When looking at the marketplace, how does Cassandra differentiate from offerings such as Couch and Cloudera?
Cloudera is basically Hadoop. This is for data enterprise warehouses, with large-scale analyses of data. Cassandra is closer to the customer, that is the easiest way to put it. It would be right next to the mobile application, or to the IoT or web application that a company’s customer will use. Cloudera is further away from the customer because they are collecting large amounts of data and analyze it. They are making it feed-forward but not as close to the customer.

Couch is closer to the customer, like Cassandra. However, they are in-memory, so they are very different in some respects. They do smaller, short-request types of workloads. The main difference with Cassandra is the amount of collected data. With Cassandra, we try to store and collect a lot of data, and this is not what Couch is trying to accomplish. They want to process a short amount of data quickly.  

So depending on the needs and wants of the company, you would choose either one of the products?
Exactly, and within a company this can even differ from project to project. When you look into different projects of a large enterprise, they might use all three of these tools. Things are starting to come more together though.

Around the 1980s there were so many relational databases, with Ashton-Tate being one of the first and one of the largest with its product called Dbase. Then there was a small startup called Oracle, changing the relational database business environment. All of those database companies started to make that initial play into relational in the 1980s, because the small computers were a thing and the mainframes were not anymore. Relational databases were needed because they deduplicated data a lot. Since 40 megabyte hard disks cost thousands of dollars, organizations viewed this as a problem, and relational databases offered a solution to this. That database market collapsed, came together, and eventually there remained two to three established players in the market.

We are seeing that happening again, but now with a different problem. Now we could say the current market is broken again, as there is a whole bunch of new database companies that are solving this new problem and are now starting to come together again. And we can see the trend evolving now.

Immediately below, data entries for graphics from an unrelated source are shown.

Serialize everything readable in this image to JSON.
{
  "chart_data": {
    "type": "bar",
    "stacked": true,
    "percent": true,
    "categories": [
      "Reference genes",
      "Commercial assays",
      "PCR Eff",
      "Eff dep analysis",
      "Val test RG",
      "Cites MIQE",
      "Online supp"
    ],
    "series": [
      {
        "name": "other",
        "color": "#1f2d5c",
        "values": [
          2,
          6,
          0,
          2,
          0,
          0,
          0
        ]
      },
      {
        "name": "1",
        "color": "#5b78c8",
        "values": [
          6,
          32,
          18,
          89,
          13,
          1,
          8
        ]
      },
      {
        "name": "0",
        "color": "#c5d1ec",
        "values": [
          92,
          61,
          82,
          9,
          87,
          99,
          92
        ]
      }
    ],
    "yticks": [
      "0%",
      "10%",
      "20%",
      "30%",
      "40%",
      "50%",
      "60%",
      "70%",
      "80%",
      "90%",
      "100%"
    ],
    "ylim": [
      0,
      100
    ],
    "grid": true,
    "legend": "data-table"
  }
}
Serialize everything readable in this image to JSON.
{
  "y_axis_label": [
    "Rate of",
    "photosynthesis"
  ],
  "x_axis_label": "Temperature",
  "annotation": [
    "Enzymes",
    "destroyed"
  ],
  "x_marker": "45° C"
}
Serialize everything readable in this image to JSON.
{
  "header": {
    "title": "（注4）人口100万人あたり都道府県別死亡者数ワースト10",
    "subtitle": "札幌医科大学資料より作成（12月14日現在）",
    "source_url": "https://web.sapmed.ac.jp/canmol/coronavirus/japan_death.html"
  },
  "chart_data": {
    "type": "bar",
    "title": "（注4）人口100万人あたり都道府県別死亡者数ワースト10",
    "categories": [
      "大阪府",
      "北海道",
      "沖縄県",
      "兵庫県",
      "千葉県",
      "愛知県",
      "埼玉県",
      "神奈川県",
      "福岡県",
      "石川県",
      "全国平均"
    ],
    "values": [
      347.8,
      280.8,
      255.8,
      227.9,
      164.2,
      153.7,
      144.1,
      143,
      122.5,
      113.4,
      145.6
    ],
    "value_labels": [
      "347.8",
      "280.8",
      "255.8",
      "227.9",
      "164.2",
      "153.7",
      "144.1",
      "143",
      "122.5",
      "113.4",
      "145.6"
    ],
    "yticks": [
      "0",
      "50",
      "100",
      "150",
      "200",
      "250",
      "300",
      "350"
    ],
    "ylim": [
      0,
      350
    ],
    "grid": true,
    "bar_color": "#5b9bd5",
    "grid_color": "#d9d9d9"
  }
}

Regarding risk-averse companies, don’t you think they would want to stick with their current databases from Oracle, IBM and Microsoft and try to build things on top of that instead of migrating?
One of the most poisonous things that an enterprise can do is to say: “that’s the way we’ve always done it”. This caused many bankruptcies already. When it happens, it is sad because it could have been avoided. Sticking to what previously had always worked will not result in success. There is a barrier to go past. At this moment in time it might “work fine”, but it will not take you to the next level. Ten to fifteen years ago, people did not expect their bank to be available at three o’clock in the morning. A bank could easily take its whole service down at midnight and it would still be fine. Nowadays however, consumers also want to be able to check their bank account in the middle of the night. As a result, banks have to adapt to this.

Look at newspapers. They never adapted properly and look at how many are disappearing. The world is changing but they did not want to change. Now they are disappearing. The survivors are online now, for a reason.